The thing with poor people on benefits having nice things and choosing where to spend their money... some people, maybe not all, do save up for things they really want yet they're judged as soon as they have anything that isn't cheap crap. It's a pretty cruel and grim childhood to never have any presents, though I do think a lot of people just need to learn to keep their legs crossed if they go and keep having them when they know they're poor, but again that's easy for me to say as a fairly educated person. Also, not everyone can get back into work. Some people cannot improve their health enough.
It's always a tough subject to approach. There's a natural inclination amongst the "working poor" to feel anger towards the "benefit scroungers" who have "better" things without ever working. The TV rhetoric is a popular one, but how much does a big TV REALLY cost? Couple of weeks work at minimum wage would more than cover it, and you're set for the next 5 years. Yet, whenever someone looks through your window and sees a big TV over those 5 years whilst perhaps you're not working... suddenly benefits are too damn high.
To address kids... there's not much that can be done aside from the unthinkable sterilisation when you hit an out-of-work-for-so-long target. Any financial action taken will affect the child, it's not the child's fault. If you drop payments further it might encourage some people to make different life choices, but it's the kids that'd suffer most.
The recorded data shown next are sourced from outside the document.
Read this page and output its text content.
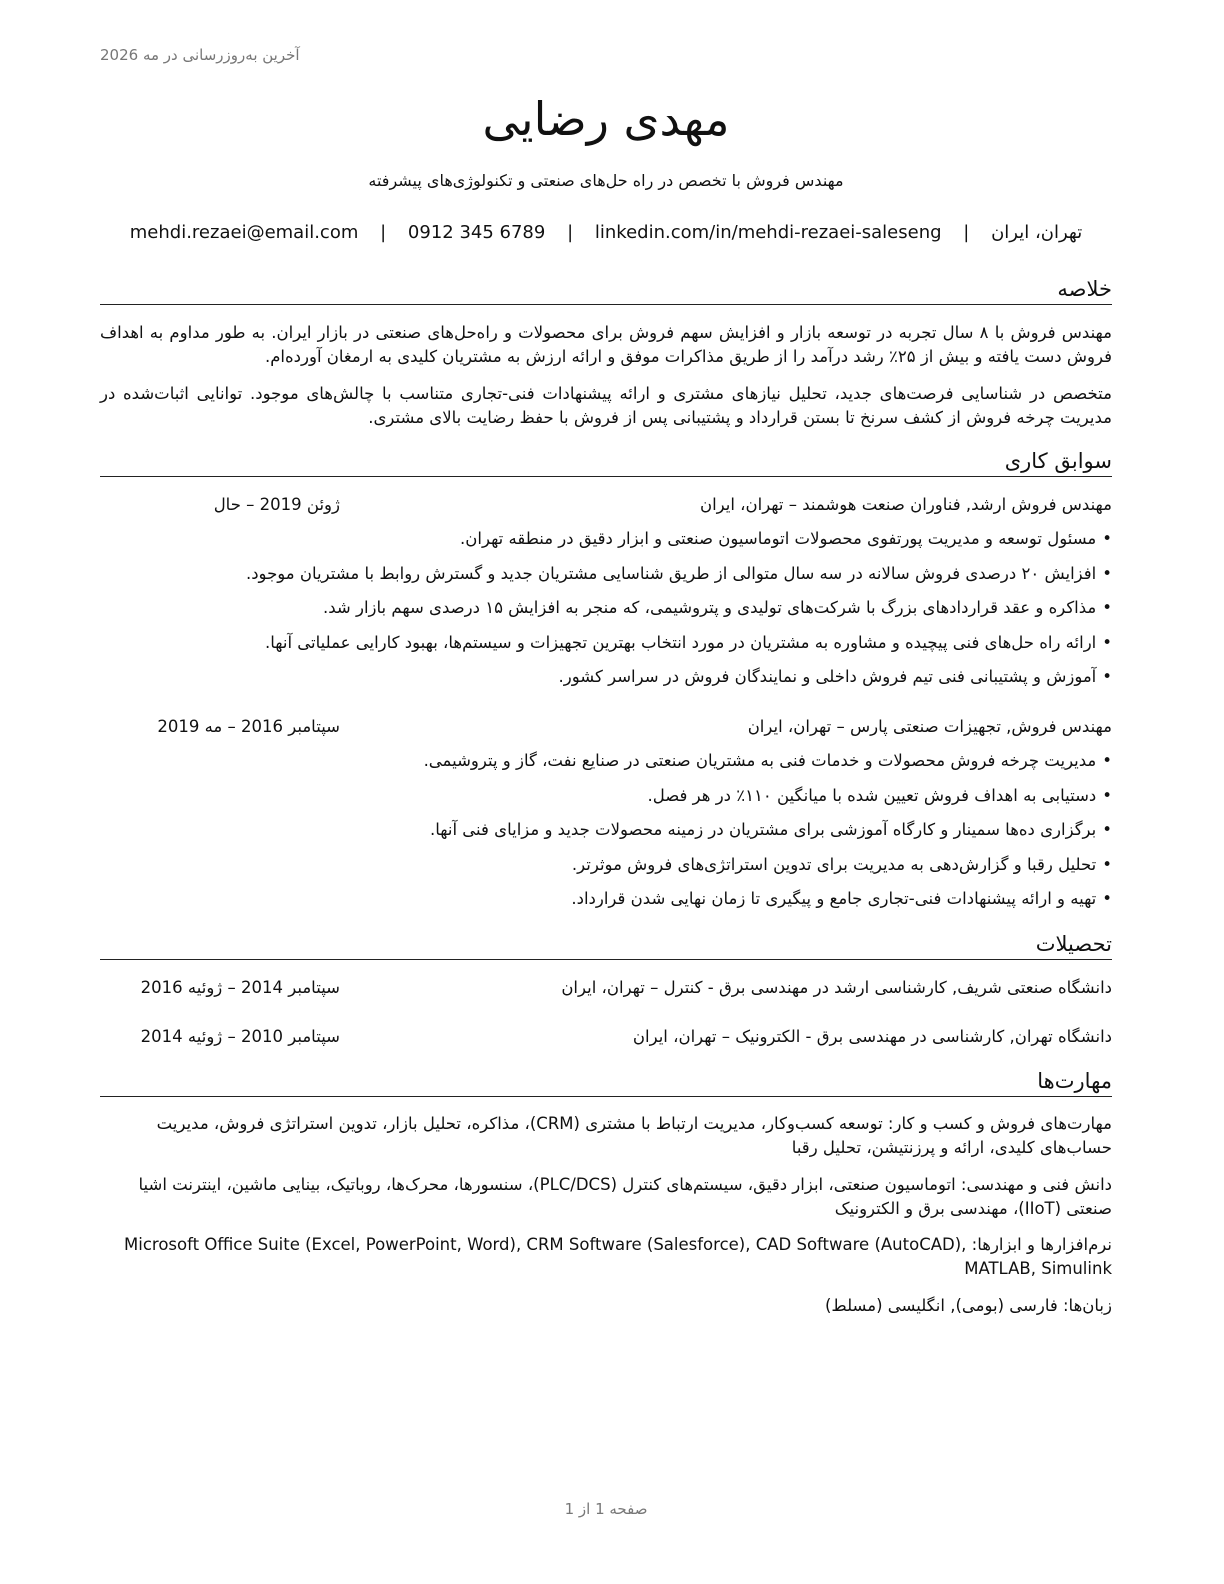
آخرین به‌روزرسانی در مه 2026
مهدی رضایی
مهندس فروش با تخصص در راه حل‌های صنعتی و تکنولوژی‌های پیشرفته
تهران، ایران | mehdi.rezaei@email.com | 0912 345 6789 | linkedin.com/in/mehdi-rezaei-saleseng
خلاصه
مهندس فروش با ۸ سال تجربه در توسعه بازار و افزایش سهم فروش برای محصولات و راه‌حل‌های صنعتی در بازار ایران. به طور مداوم به اهداف فروش دست یافته و بیش از ۲۵٪ رشد درآمد را از طریق مذاکرات موفق و ارائه ارزش به مشتریان کلیدی به ارمغان آورده‌ام.
متخصص در شناسایی فرصت‌های جدید، تحلیل نیازهای مشتری و ارائه پیشنهادات فنی-تجاری متناسب با چالش‌های موجود. توانایی اثبات‌شده در مدیریت چرخه فروش از کشف سرنخ تا بستن قرارداد و پشتیبانی پس از فروش با حفظ رضایت بالای مشتری.
سوابق کاری
مهندس فروش ارشد, فناوران صنعت هوشمند – تهران، ایران
ژوئن 2019 – حال
• مسئول توسعه و مدیریت پورتفوی محصولات اتوماسیون صنعتی و ابزار دقیق در منطقه تهران.
• افزایش ۲۰ درصدی فروش سالانه در سه سال متوالی از طریق شناسایی مشتریان جدید و گسترش روابط با مشتریان موجود.
• مذاکره و عقد قراردادهای بزرگ با شرکت‌های تولیدی و پتروشیمی، که منجر به افزایش ۱۵ درصدی سهم بازار شد.
• ارائه راه حل‌های فنی پیچیده و مشاوره به مشتریان در مورد انتخاب بهترین تجهیزات و سیستم‌ها، بهبود کارایی عملیاتی آنها.
• آموزش و پشتیبانی فنی تیم فروش داخلی و نمایندگان فروش در سراسر کشور.
مهندس فروش, تجهیزات صنعتی پارس – تهران، ایران
سپتامبر 2016 – مه 2019
• مدیریت چرخه فروش محصولات و خدمات فنی به مشتریان صنعتی در صنایع نفت، گاز و پتروشیمی.
• دستیابی به اهداف فروش تعیین شده با میانگین ۱۱۰٪ در هر فصل.
• برگزاری ده‌ها سمینار و کارگاه آموزشی برای مشتریان در زمینه محصولات جدید و مزایای فنی آنها.
• تحلیل رقبا و گزارش‌دهی به مدیریت برای تدوین استراتژی‌های فروش موثرتر.
• تهیه و ارائه پیشنهادات فنی-تجاری جامع و پیگیری تا زمان نهایی شدن قرارداد.
تحصیلات
دانشگاه صنعتی شریف, کارشناسی ارشد در مهندسی برق - کنترل – تهران، ایران
سپتامبر 2014 – ژوئیه 2016
دانشگاه تهران, کارشناسی در مهندسی برق - الکترونیک – تهران، ایران
سپتامبر 2010 – ژوئیه 2014
مهارت‌ها
مهارت‌های فروش و کسب و کار: توسعه کسب‌وکار، مدیریت ارتباط با مشتری (CRM)، مذاکره، تحلیل بازار، تدوین استراتژی فروش، مدیریت حساب‌های کلیدی، ارائه و پرزنتیشن، تحلیل رقبا
دانش فنی و مهندسی: اتوماسیون صنعتی، ابزار دقیق، سیستم‌های کنترل (PLC/DCS)، سنسورها، محرک‌ها، روباتیک، بینایی ماشین، اینترنت اشیا صنعتی (IIoT)، مهندسی برق و الکترونیک
نرم‌افزارها و ابزارها: Microsoft Office Suite (Excel, PowerPoint, Word), CRM Software (Salesforce), CAD Software (AutoCAD), MATLAB, Simulink
زبان‌ها: فارسی (بومی), انگلیسی (مسلط)
صفحه 1 از 1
And to be honest, we have an aging population and a rapidly falling birth rate ( http://www.ons.gov.u...wales-2013.html
), we need workers for the future to prop up pensions ( http://www.parliamen...ing-population/
), especially if we're closing the door to immigrants (26.5% of all live births were to immigrant mothers in 2013).
One would think, given these figures, the media wouldn't build up vitriol towards young women on benefits having children... The upper classes will always aim to have us pointing the finger at each other so that we turn a blind eye to the real issues.